Rio de Janeiro's city government model Rio3.5 beats Qwen3.7 in recent benchmarks
112 points
3 hours ago
| 8 comments
| twitter.com
| HN
VoidWhisperer
1 hour ago
[-]
https://github.com/nex-agi/Nex-N2/issues/4

Seems that they didn't make/train a new novel model, they did a mix of two existing models and then gave it an instruction to say it was 'Rio, trained by Rio AI Labs'

reply
w4yai
1 hour ago
[-]
> The model is built via a merge of https://huggingface.co/nex-agi/Nex-N2-Pro and https://huggingface.co/Qwen/Qwen3.5-397B-A17B, proceeded by On-Policy Distillation from a stronger model. We detected an incorrect upload in the previous version, where the base merged version was upload instead of the final distilled model. We are sorry for the confusion and apologize profusely.
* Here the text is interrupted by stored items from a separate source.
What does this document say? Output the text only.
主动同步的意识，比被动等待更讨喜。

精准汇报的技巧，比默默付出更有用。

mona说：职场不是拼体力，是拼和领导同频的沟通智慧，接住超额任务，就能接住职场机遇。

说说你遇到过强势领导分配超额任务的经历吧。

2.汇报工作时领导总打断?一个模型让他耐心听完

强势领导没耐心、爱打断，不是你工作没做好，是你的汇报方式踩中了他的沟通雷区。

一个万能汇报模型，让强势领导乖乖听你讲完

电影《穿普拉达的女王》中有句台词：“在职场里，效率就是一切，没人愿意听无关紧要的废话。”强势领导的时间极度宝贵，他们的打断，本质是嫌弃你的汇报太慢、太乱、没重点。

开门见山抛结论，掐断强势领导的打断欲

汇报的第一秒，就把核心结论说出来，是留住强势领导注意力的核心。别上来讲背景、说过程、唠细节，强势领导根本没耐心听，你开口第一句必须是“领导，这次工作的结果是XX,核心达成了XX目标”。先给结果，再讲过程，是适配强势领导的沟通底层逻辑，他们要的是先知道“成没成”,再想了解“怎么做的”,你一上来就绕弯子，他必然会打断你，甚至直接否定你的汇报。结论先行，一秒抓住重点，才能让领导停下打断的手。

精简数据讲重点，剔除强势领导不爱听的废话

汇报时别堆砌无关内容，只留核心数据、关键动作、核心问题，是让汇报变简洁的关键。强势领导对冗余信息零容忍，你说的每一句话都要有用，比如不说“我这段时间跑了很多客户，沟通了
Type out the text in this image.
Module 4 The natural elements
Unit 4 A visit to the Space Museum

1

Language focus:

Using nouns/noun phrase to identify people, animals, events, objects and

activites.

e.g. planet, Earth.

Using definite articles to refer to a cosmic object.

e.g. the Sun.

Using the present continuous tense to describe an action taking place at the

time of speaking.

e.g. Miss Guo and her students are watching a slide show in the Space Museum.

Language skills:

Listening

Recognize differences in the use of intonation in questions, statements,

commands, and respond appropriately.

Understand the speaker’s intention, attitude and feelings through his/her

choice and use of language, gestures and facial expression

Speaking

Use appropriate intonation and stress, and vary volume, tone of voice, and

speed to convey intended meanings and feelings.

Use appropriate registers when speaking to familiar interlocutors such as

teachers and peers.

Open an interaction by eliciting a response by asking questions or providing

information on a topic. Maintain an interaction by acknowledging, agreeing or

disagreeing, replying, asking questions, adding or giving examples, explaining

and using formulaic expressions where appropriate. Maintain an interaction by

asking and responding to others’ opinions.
https://huggingface.co/prefeitura-rio/Rio-3.5-Open-397B/comm...

reply
daquisu
18 minutes ago
[-]
It was a recent edit though. Yesterday snapshot: https://web.archive.org/web/20260613072958/https://huggingfa...
reply
mettamage
3 hours ago
[-]
https://xcancel.com/ZenMagnets/status/2065796012820848699

Correct me if I'm wrong but reading through the comments of the thread this seems to be post training/fine tuning.

reply
oceansky
2 hours ago
[-]
Yes. It's post training in qwen using the novel SwiReasoning framework.
reply
hedgehog
2 hours ago
[-]
I hadn't seen SwiReasoning (https://swireasoning.github.io, paper and code), it looks like that works at generation time without any requirements on the model. It increases token-efficiency and accuracy, but at first skim it seems like this would be incompatible with multi-token prediction. For large reductions in token budget it could be worth it.
reply
rafaquintanilha
1 hour ago
[-]
Doesn't look like it's incompatible. Someone already released a quantization using MTP: https://huggingface.co/foxipanda/Rio-3.5-Open-397B-GGUF
reply
hedgehog
55 minutes ago
[-]
As I understand it the basic premise of all the speculative decoding schemes is that the logits on the draft don't need to be exact so long as you mostly sample the same tokens, and because each position is fed by the embedding associated with the previous position's token you sort of "round away" error. With SwiReasoning I think you skip the sampling/rounding part and do something continuous using the whole distribution, so it would seem to rely on the accuracy of those values. MTP still makes sense outside the latent reasoning chunks though.
reply
Kelteseth
3 hours ago
[-]
Thanks, Firefox and uBlock does not let me watch any X content (I guess this is a good thing)
reply
drnick1
2 hours ago
[-]
Same thing here, X content and trackers are blocked by my Firefox settings. The occasional inconvenience is a small price to pay not to be profiled by X, Google, FB, Amazon, and countless other Internet parasites.
reply
adrian_b
3 hours ago
[-]
> Post-trained from Qwen 3.5 397B

Model Card:

https://huggingface.co/prefeitura-rio/Rio-3.5-Open-397B

reply
Aurornis
2 hours ago
[-]
A city government funding a fine-tune of a model is interesting.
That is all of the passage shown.